Peritoneal inclusion cysts may also be a complication of ovarian transposition surgery and can mimic other abdominopelvic lesions or masses. Associated with surgery, trauma, endometriosis, and pelvic inflammatory disease, these cysts are a result of thick postoperative scarring or adhesions due to decreased peritoneal absorption of the fluid secreted by the ovaries. The normal peritoneum absorbs the fluid from the ovaries, but when damaged by surgery or infection, its absorption of fluid is slower and can cause adhesions to form on structures within the peritoneum, such as ovaries. ⁹ Peritoneal inclusion cysts may cause pain and appear sonographically as fluid-filled cystic masses that can be unilocular or septated and surround one or both ovaries. ¹⁰ Although these are typically a benign finding, the septated and complex appearance of these cysts may mimic malignant lesions also found within the abdominopelvic cavity. ¹⁰

As ovarian transposition is gaining traction as a surgical method to preserve ovarian function while treating advanced cancers, the recognition of sonographic characteristics of transposed ovaries and their associated abnormalities is essential.
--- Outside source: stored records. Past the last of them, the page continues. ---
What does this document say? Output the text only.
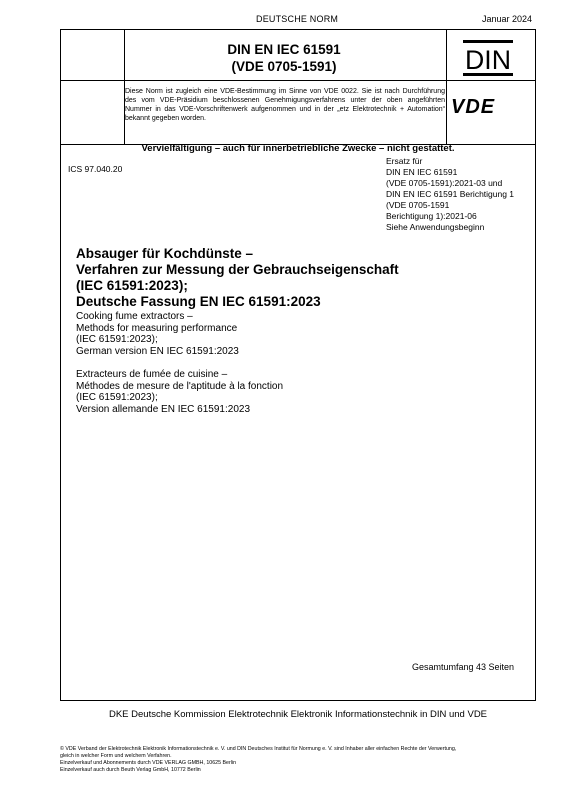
DEUTSCHE NORM	Januar 2024
DIN EN IEC 61591
(VDE 0705-1591)	DIN
Diese Norm ist zugleich eine VDE-Bestimmung im Sinne von VDE 0022. Sie ist nach Durchführung des vom VDE-Präsidium beschlossenen Genehmigungsverfahrens unter der oben angeführten Nummer in das VDE-Vorschriftenwerk aufgenommen und in der „etz Elektrotechnik + Automation“ bekannt gegeben worden.
VDE
Vervielfältigung – auch für innerbetriebliche Zwecke – nicht gestattet.
ICS 97.040.20
Ersatz für
DIN EN IEC 61591
(VDE 0705-1591):2021-03 und
DIN EN IEC 61591 Berichtigung 1
(VDE 0705-1591
Berichtigung 1):2021-06
Siehe Anwendungsbeginn
Absauger für Kochdünste –
Verfahren zur Messung der Gebrauchseigenschaft
(IEC 61591:2023);
Deutsche Fassung EN IEC 61591:2023
Cooking fume extractors –
Methods for measuring performance
(IEC 61591:2023);
German version EN IEC 61591:2023
Extracteurs de fumée de cuisine –
Méthodes de mesure de l'aptitude à la fonction
(IEC 61591:2023);
Version allemande EN IEC 61591:2023
Gesamtumfang 43 Seiten
DKE Deutsche Kommission Elektrotechnik Elektronik Informationstechnik in DIN und VDE
© VDE Verband der Elektrotechnik Elektronik Informationstechnik e. V. und DIN Deutsches Institut für Normung e. V. sind Inhaber aller einfachen Rechte der Verwertung,
gleich in welcher Form und welchem Verfahren.
Einzelverkauf und Abonnements durch VDE VERLAG GMBH, 10625 Berlin
Einzelverkauf auch durch Beuth Verlag GmbH, 10772 Berlin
Furthermore, it is important to have an accurate patient surgical history and understand ovarian transposition technique and location changes to avoid mistaking ovaries for other differential diagnoses that could raise suspicion for benign or malignant lesions. An understanding of surgical history can guide future treatment plans and patient care during recovery. In addition, accurate surgical history and sonographic assessment is vital for evaluating the success of ovarian transposition in patients with fertility concerns.
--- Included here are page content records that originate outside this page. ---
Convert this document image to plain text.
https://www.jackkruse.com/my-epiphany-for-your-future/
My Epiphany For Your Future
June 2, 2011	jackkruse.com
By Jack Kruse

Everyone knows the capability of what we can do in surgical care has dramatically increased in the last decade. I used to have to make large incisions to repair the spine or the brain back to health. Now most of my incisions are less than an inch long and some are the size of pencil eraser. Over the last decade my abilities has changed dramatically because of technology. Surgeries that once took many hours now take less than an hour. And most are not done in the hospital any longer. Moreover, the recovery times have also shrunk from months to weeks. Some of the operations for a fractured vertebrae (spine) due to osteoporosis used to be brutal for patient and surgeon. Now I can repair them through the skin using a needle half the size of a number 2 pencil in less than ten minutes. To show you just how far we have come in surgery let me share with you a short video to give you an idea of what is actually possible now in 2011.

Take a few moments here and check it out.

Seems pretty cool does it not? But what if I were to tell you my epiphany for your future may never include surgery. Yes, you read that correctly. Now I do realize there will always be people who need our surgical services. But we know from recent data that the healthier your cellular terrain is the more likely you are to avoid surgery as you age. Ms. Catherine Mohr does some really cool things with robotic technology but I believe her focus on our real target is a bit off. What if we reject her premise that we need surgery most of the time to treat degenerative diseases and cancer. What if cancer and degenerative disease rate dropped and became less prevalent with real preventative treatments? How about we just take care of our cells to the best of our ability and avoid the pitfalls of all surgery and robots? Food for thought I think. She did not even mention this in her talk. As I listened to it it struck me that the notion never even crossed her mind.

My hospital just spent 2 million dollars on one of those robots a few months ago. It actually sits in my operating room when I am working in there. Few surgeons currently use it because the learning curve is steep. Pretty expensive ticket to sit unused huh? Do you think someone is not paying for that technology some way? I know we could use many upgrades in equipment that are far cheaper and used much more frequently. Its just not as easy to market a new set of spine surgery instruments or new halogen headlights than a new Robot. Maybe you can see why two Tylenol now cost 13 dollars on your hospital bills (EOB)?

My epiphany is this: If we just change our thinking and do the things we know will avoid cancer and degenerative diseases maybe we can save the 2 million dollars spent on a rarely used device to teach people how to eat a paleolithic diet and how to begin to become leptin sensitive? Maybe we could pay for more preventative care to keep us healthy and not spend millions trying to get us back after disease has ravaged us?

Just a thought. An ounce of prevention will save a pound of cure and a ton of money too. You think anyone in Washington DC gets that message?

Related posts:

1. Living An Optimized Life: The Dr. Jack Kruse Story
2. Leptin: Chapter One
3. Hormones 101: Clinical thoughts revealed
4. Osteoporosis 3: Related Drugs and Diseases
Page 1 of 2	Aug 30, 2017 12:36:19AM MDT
The success rate of ovarian transposition in literature has been variable. It has been successfully completed in many patients with advanced cervical cancer, Hodgkin lymphoma, and other malignant pelvic tumors. Described in a 2019 study, 39 reproductive-age patients with various malignancies underwent laparoscopic ovarian transposition prior to PRT. Forty percent of patients with cervical cancer, 71.4% of patients with Hodgkin lymphoma, 90% of patients with soft tissue tumors, and 100% of patients with rectal and anal cancer retained ovarian function after transposition. Overall, 67.6% of these patients with varying malignancies had ovarian function preserved. ¹¹ The success of ovarian transposition, specifically in patients with colorectal/anal cancer, remains fairly consistent over the last few decades. In a 2017 study of 18 patients with colorectal/anal cancer, ovarian function was preserved through ovarian transposition in 67% of the patients, with a higher percentage of function retention (90%) in the patients younger than 40 years and a lower percentage of function retention (38%) in the patients older than 40 years, thus suggesting that preservation is age-dependent. ¹² In addition to the age of the patient population, the success rates of ovarian transposition in literature may be accounted for by the differences in surgical technique and ovarian placement, the use of chemotherapy, the dose and delivery path of pelvic radiation, and the shielding of the ovaries from radiation. ¹⁰ These aforementioned studies suggest that laparoscopic ovarian transposition is both feasible and effective in preservation of ovarian function before and after PRT.

Conclusion

Laparoscopic ovarian transposition before PRT in patients with advanced colorectal/pelvic cancer is a surgical technique that is becoming more prevalent as a method for the preservation of ovarian function in reproductive-age patients. Sonography, in conjunction with ovarian hormone labs, can give important insights into the status of the ovaries after transposition. Thus, a keen recognition of the normal sonographic appearance of transpositioned ovaries and the other various associated abnormalities plays a crucial role in their accurate diagnostic evaluation.